Is $\mathbb{Q}[2^{1/3}]$ a field?
Is $\mathbb{Q}[2^{1/3}]=\{a+b2^{1/3}+c2^{2/3};a,b,c \in \mathbb{Q}\}$ a field?
I have checked that $b2^{1/3}$ and $c2^{2/3}$ both have inverses, $\frac{2^{2/3}}{2b}$ and $\frac{2^{1/3}}{2c}$, respectively.
There are some elements with $a,b,c \neq 0$ that have inverses, as $1+1*2^{1/3}+1*2^{2/3}$, whose inverse is $2^{1/3}-1$.
My problem is that is that I can't seem to find a formula for the inverse, but I also can't seem to find someone who doesn't have an inverse.
Thanks for your time.
Solution 1:
HINT $\ $ Since $\rm\:f(x) = x^3 - 2\:$ is irreducible in the Euclidean domain $\rm\:\mathbb Q[x]\:,\:$ any lower degree polynomial $\rm\:g(x) = a + b\:x + c\:x^2\:$ is coprime to it in $\rm\:\mathbb Q[x]\:,\:$ therefore, by the Euclidean algorithm, there is a Bezout equation $\rm\ a\ f + b\ g = 1\ $ which yields $\rm\ b(2^{1/3})\ g(2^{1/3}) = 1\ $ for $\rm\:x = 2^{1/3}\:.$
Solution 2:
A neat way to confirm that it is a field:
Since $\mathbb{Q}$ is a field, $\mathbb{Q}[x]$ is a PID. $\mathbb{Q}[2^{1/3}] \cong \mathbb{Q}[x] / (x^3 - 2)$. Now, $x^3 - 2$ is irreducible over $\mathbb{Q}$, since if it weren't, there would be a rational root to $x^3 - 2$. Because $\mathbb{Q}[x]$ is a PID and the polynomial is irreducible over $\mathbb{Q}$, $(x^3 - 2)$ is a maximal ideal in $\mathbb{Q}[x]$.

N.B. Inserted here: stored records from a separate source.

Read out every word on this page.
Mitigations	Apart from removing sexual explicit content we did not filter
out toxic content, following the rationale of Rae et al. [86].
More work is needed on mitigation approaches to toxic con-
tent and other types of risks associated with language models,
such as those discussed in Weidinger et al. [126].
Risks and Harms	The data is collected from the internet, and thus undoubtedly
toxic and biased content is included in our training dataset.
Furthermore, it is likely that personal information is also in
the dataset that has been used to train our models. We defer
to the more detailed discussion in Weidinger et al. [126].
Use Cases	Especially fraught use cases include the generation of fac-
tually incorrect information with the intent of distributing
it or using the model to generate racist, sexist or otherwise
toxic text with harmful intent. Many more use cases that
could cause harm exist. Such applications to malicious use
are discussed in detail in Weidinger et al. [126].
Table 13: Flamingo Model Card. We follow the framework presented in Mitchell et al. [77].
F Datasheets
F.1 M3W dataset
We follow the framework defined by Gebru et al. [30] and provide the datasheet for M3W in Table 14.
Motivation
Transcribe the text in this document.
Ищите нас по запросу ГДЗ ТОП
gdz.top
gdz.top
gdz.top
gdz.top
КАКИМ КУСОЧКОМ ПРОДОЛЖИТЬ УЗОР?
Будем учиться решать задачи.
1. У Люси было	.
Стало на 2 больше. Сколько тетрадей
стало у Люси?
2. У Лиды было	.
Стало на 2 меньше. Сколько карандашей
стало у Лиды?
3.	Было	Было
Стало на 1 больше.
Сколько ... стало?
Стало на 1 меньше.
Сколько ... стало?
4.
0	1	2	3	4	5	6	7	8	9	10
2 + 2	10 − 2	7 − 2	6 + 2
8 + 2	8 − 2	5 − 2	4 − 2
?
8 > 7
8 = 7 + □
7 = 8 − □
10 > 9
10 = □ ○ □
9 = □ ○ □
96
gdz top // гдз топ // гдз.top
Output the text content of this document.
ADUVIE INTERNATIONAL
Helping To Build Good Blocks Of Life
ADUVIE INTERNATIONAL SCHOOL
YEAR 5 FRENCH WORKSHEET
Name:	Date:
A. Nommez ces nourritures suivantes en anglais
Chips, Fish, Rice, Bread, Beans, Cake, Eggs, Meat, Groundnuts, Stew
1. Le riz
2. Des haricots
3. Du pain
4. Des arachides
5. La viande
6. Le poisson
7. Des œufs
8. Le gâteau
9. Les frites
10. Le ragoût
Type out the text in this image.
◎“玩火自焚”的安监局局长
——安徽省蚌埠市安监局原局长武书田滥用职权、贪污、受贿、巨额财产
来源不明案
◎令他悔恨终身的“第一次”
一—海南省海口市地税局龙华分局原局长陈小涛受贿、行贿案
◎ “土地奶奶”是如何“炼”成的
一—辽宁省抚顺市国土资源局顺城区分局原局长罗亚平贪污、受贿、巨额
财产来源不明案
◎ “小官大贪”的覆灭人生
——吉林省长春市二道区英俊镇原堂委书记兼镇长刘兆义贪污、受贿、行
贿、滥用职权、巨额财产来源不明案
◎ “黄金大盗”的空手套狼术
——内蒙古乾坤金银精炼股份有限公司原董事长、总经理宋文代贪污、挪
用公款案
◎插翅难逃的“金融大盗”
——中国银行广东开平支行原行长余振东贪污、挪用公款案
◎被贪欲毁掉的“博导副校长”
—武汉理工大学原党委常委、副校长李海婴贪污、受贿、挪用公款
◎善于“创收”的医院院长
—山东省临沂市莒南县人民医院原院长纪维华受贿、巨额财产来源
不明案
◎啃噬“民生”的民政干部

By the Correspondence Theorem of Ideals, we see that as $(x^3 - 2)$ is maximal, $\mathbb{Q}[x] / (x^3 - 2)$ must be a field.
Solution 3:
It is a field, and you don't need to find an inverse for each element to prove that each element has an inverse. You can prove that if $\alpha$ is in the set then $\lbrace\,1,\alpha,\alpha^2,\alpha^3\,\rbrace$ is a linearly dependent set over the rationals, then deduce that $\alpha$ satisfies an equation of degree (at most) 3 over the rationals, then if $A\alpha^3+B\alpha^2+C\alpha+D=0$ you have $\alpha(A\alpha^2+B\alpha+C)=-D$, from which you can see an inverse to $\alpha$.
Solution 4:
Actually, the inverse of $x=2^{1/3}$ can be computed in a very elementary way as follows. Since $x\neq0$, the equality $$ x^3-2=x\left(x^2-\frac2x\right)=0 $$ yields $$ \frac1x=\frac12x^2\in{\Bbb Q}[x]. $$ This "trick" extends immediately to any algebraic number.